Uno straniante afflato storto di Americana che si tinge dei colori di guerra delle Hill dell’Humpshire, è questa l’unica e gran variazione cromatica che prevale e colonizza ogni cm cubo di registrato, e per quanto n’è dato a sentire non si ha bisogno d’altro, basta ed avanza per conclamare uno stato di magica irrequietezza che si fa avamposto riconoscente tra i diavoli angelici di Jerry Garcia, Ozzy e Co., fino alle combustioni mid-folk innescate da Wilco o Warlocks.
Con Heumann, l’amico di vecchia data Allender al basso e i due novizi Matthew Pierce (percussioni e tastiere varie) e J.V.Brian Carey alla “ macchina delle pelli”, ed è una magnifica lotta tra “puzze vintage” e nuove spigolature a gomito dell’alternative, decantate da quelle chitarrone underpressure sintomatiche delle desolazioni desertiche “When Delivery Comes”, ombrosità maledette Younghiane che slittano in “The Highwayman” e l’indubbia travergola di un trip Hoffmaniano appena calato in gola a “Waxing Crescents”, tracce che assumono per intero le sembianze sciamaniche di rituali inconfessabili, forti e blindati dietro a coralità evocative e lacerazioni elettriche che sanguinano copiosamente.
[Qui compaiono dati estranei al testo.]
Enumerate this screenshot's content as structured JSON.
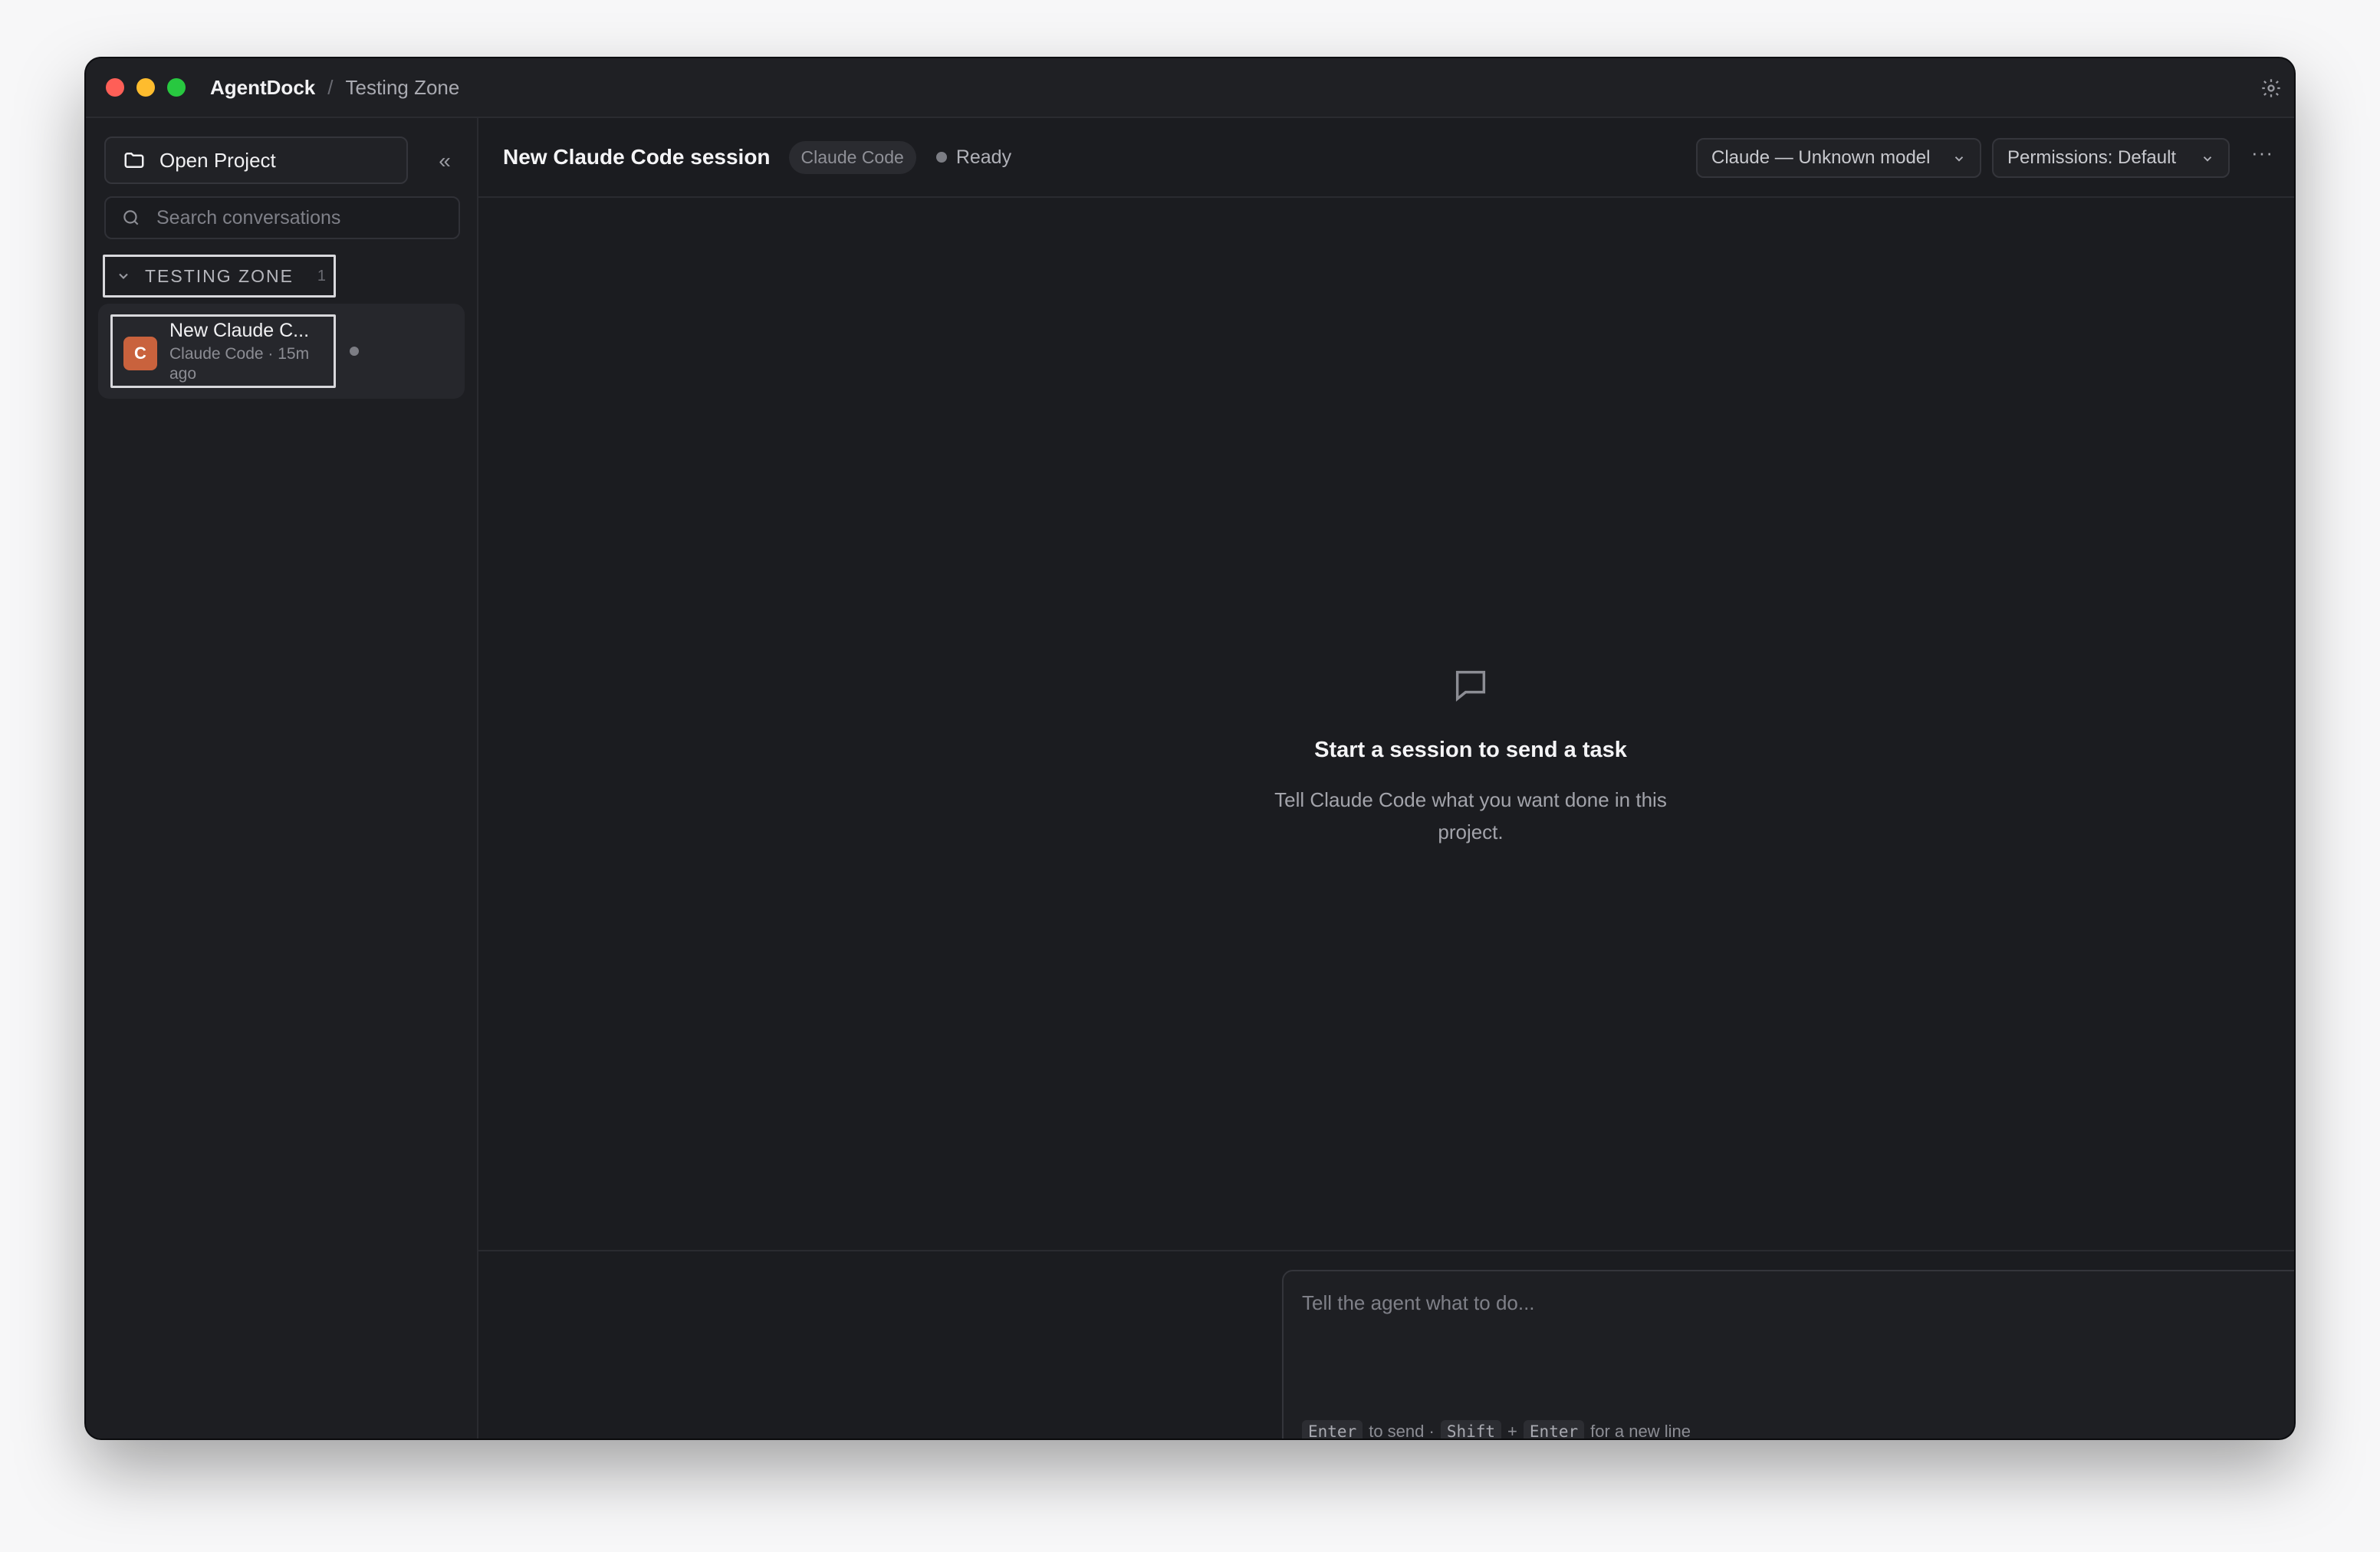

Qui il folk non è inteso come bagordo di cinguettii e danze campestri, è solo il tratteggio di un sogno/delirio/incubo che si fa compiuto, vero e vicino; con i Kyuss infilzati in qualche anfratto dell’anima e l’essenza di un dio indiano nativo nel sangue, gli Arbouretum confermano pienamente il flusso continuo di un magma personale che gia nei precedenti “Rites Of Uncovering” e “Song Of The Pearl” aveva tranquillamente minacciato di buono l’America dei contrari.
Qui dentro il nero è un colore abbagliante.